As a reminder, these are the four questions:

(1)   Must the federal district court transfer or dismiss?  The answer here is easy to state:  A federal district court must dismiss if venue is improper or if it cannot exercise jurisdiction over the person/property (either one).

(2)   May the federal court transfer, or must it dismiss?  The answer depends on whether another federal district exists in which venue is proper and jurisdiction over the person/property is present.  If so, the federal court may transfer. If not, it cannot do so; it must dismiss.

(3)   If the federal court need not transfer (#1 is "no"), but may transfer (#2 is "yes"), should it transfer?  The answer here is easy to state:  apply the forum non conveniens analysis.

(4)   If the federal court transfers, what consequences are there for the applicable law?  The answer here is not easy to state.  You need the Greiner Happy Court rule.

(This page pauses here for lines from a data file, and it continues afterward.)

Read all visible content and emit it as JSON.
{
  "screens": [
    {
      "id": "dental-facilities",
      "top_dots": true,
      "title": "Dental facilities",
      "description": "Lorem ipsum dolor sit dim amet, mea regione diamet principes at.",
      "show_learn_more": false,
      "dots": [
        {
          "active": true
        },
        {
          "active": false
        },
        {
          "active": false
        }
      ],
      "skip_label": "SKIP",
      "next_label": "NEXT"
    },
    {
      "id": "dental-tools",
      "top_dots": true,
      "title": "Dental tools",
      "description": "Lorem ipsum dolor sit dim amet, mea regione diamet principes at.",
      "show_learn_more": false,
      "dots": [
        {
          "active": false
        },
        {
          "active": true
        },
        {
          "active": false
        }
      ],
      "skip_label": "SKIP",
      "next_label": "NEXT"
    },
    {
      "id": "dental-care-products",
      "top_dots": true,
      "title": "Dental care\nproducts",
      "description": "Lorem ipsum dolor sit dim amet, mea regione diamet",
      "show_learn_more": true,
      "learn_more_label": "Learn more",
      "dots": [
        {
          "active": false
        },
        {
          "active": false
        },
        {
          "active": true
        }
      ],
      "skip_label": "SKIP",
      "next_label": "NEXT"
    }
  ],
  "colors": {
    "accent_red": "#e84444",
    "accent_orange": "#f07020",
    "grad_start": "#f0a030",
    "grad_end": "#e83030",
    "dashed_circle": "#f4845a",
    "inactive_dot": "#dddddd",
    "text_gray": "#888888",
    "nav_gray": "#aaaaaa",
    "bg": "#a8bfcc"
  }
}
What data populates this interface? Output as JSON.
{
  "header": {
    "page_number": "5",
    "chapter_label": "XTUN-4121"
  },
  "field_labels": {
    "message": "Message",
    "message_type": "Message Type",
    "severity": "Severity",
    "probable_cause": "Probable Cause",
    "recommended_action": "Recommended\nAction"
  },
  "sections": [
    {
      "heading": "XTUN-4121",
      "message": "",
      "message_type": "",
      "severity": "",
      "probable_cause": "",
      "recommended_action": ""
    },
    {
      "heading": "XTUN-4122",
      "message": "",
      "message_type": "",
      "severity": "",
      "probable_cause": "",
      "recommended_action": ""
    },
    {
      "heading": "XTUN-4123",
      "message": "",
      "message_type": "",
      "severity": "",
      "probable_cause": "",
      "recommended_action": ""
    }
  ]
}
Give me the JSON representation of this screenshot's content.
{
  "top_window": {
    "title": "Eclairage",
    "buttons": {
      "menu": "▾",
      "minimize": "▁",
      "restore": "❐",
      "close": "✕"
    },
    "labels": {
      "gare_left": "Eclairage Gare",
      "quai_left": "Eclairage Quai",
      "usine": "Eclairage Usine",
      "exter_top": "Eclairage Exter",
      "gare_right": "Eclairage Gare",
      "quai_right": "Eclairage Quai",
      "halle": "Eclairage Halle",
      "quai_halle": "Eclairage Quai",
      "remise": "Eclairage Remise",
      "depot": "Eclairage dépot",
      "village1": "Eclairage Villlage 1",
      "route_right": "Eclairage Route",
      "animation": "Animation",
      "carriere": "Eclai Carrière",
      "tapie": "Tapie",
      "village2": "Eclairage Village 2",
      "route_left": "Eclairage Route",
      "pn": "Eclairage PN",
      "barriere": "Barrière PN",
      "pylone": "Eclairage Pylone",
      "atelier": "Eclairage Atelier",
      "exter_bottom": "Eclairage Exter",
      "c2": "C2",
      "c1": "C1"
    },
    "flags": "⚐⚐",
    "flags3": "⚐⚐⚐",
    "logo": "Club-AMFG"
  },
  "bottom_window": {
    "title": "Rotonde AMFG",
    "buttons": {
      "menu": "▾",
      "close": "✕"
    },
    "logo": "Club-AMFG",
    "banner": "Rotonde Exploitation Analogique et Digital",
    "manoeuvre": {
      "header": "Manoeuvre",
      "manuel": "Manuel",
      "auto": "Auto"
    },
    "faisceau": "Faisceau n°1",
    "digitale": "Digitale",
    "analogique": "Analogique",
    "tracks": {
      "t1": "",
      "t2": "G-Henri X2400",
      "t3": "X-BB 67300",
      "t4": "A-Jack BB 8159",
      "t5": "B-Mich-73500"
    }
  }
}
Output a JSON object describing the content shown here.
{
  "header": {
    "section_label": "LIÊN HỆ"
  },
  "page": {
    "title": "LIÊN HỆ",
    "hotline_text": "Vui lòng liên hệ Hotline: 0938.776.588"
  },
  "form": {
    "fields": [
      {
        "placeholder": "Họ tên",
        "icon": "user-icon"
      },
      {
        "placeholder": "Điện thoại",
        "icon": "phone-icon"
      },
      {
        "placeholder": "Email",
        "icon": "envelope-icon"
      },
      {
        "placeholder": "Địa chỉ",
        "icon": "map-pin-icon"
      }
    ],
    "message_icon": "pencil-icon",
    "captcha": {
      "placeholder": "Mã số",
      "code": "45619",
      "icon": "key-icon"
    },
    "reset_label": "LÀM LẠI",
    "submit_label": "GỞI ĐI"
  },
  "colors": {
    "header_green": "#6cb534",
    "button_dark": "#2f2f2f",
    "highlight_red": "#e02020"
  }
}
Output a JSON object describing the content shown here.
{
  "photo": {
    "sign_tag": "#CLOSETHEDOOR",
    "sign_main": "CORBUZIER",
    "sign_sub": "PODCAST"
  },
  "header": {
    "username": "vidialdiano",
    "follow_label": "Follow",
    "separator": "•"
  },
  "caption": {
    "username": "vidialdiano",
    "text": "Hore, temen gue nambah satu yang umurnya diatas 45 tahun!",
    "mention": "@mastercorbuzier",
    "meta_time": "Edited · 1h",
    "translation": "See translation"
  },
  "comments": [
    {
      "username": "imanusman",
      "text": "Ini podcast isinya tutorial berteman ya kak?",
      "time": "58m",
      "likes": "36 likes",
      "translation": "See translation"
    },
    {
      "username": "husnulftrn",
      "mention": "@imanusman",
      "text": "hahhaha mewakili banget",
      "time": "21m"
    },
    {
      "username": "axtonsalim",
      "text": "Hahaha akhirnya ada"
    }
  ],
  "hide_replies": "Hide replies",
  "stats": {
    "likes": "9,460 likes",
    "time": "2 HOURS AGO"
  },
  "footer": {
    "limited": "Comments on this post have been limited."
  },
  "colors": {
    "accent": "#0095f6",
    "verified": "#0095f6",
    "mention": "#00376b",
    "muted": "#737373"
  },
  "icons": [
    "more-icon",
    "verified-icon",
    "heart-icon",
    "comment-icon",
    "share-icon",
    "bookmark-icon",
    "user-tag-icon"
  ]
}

This case concerns questions (3) and (4).  In particular, it concerns the issue of horizontal choice of law in diversity cases after a transfer when the parties have a contract that includes a forum selection clause.

By way of first reminder, recall the basic structure of the answer to question (3):  unless the plaintiff is from outside the United States, presume that the plaintiff's choice of forum should be honored, then apply the public interest factors and the private interest factors from forum non conveniens to see if they outweigh this presumption.

By way of second reminder, remember the Greiner Happy Court rule:

1) If a transferor court in a diversity case has personal jurisdiction and venue is proper there, then we say that the transferor court is "happy."  In that circumstance, the horizontal choice of law rules and analysis of the transferor court's state apply to the case now being litigated in the transferee court.

2) If in a diversity case either the transferor court lacks personal jurisdiction or venue is improper, then we say that the transferor court is "unhappy."  In that circumstance, the horizontal choice of law rules and analysis of the transferee court's state apply.

But:  what happens when the parties to the lawsuit have a contract with a forum selection clause?  This case holds that two aspects of the answer to question (3) and one aspect of the answer to question (4) change.